We have the general equation $s(t) = \frac{1}{2} at^2$, which will we can apply to any time in the race. If we let $S$ be the end of the race and $T$ be the time it takes for Kevin to reach the end, we will have

$$ T = \sqrt{\frac{2S}{a}} $$

But, we also know that 3 seconds earlier, he was 1/4 of the total distance away from the finish line, or in other words, he was 3/4 done with the race.
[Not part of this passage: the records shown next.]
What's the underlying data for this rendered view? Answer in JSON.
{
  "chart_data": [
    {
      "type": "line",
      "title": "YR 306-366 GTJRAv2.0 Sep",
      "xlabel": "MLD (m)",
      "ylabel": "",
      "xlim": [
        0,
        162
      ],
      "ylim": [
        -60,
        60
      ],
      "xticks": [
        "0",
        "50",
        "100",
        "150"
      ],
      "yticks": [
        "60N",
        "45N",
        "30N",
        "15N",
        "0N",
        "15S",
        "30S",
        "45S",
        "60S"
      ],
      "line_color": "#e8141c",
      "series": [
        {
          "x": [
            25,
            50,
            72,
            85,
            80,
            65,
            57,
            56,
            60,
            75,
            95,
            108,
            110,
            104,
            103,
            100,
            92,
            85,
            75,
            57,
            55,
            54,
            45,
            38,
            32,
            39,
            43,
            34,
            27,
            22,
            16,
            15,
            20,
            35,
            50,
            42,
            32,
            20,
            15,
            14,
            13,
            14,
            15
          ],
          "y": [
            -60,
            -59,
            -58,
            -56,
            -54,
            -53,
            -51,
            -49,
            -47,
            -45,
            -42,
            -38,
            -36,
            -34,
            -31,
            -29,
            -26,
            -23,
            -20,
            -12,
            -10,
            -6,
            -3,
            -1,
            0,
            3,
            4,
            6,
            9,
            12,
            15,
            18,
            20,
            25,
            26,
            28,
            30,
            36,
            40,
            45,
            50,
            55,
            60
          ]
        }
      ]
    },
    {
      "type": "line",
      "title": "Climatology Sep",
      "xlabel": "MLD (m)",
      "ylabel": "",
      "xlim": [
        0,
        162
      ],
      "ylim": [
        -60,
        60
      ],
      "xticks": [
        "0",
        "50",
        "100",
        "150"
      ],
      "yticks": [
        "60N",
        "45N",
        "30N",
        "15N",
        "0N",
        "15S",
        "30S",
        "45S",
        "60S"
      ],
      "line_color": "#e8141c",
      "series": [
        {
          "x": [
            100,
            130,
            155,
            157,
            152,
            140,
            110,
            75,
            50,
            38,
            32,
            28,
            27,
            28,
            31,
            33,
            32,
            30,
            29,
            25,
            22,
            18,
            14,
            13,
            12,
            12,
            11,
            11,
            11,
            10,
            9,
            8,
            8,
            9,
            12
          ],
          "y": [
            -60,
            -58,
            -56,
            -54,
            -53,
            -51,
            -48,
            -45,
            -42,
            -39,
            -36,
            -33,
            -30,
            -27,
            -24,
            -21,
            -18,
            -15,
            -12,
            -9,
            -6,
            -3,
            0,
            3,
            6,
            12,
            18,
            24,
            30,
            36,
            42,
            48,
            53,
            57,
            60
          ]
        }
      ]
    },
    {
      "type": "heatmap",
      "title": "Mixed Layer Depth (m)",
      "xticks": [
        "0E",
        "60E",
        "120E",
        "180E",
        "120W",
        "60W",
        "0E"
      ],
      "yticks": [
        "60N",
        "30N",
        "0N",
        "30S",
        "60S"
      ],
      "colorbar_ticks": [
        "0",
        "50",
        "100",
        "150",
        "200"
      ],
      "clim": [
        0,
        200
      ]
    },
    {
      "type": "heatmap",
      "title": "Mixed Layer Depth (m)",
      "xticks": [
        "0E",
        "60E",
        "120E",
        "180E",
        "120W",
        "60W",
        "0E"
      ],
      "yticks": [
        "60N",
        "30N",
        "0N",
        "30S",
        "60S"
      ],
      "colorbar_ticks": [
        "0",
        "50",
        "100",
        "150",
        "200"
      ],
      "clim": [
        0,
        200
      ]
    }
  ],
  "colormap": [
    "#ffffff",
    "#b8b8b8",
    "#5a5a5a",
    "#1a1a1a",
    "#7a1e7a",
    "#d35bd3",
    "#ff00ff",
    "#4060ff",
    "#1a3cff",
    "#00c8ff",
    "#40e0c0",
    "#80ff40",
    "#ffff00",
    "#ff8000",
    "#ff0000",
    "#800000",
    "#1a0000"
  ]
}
This means at the time $T-3$, he was at the position $\frac{3}{4}S$. So we can write the equation

$$ T-3 = \sqrt{\frac{2(\frac{3}{4}S)}{a}} $$

subtracting the two equations leads to

$$ 3 = \sqrt{\frac{2S}{a}} - \sqrt{\frac{\frac{3}{2}S}{a}} $$

Notice that the two terms on the right hand side have the factor ${\sqrt{\frac{S}{a}}}$, which we can factor out:

$$ 3 = \sqrt{\frac{2S}{a}} - \sqrt{\frac{\frac{3}{2}S}{a}} = \sqrt{\frac{S}{a}}(\sqrt{2} - \sqrt{\frac{3}{2}}) $$

Square both sides to get

$$ 9 = \frac{S}{a}(\sqrt{2} - \sqrt{\frac{3}{2}})^2 $$

and now we just solve for $a$, which is just multiplying by $a$ and dividing by $9$:

$$ a = \frac{S}{9}(\sqrt{2} - \sqrt{\frac{3}{2}})^2 $$

which is Kevin's acceleration. To get Kevin's time, we just plug in the original equation:

$$ T = \sqrt{\frac{2S}{a}} = \sqrt{\frac{2S}{ \frac{S}{9}(\sqrt{2} - \sqrt{\frac{3}{2}})^2}} = \sqrt{\frac{2}{ \frac{(\sqrt{2} - \sqrt{\frac{3}{2}})^2}{9}}} = \sqrt{\frac{18}{ (\sqrt{2} - \sqrt{\frac{3}{2}})^2}} $$

The exact same strategy works for Alison, with slightly different numbers.

Answer 2

I would do it like this.

First let the whole distance be $12$ units (you can choose the units to fit and $12$ makes everything an integer).

Now at some time $t_1$, Alison has travelled $9$ units so that $9=\frac {at_1^2}2$ and $$t_1^2=\frac {18}a$$

At time $t_2$, Alison has travelled $12$ units, so $$t_2^2=\frac {24}a$$

Now this last quarter of the journey takes $3$ seconds so that $$t_2-t_1=3=\sqrt{\frac {24}a}-\sqrt{\frac {18}a}$$

Squaring this equation and clearing fractions $$9a=24+18-2\sqrt{432}=42-24\sqrt 3$$ and $$a=\frac {14-8\sqrt 3}3$$

Once $a$ is known, $t_2$ is easy to find from the equation for $t_2^2$. And Kevin's journey can be analysed in a similar way.

I'd prefer this systematic approach to trying to write down complicated formulae - there is so much less to go wrong, and if you make a slip it is easier to spot where it is.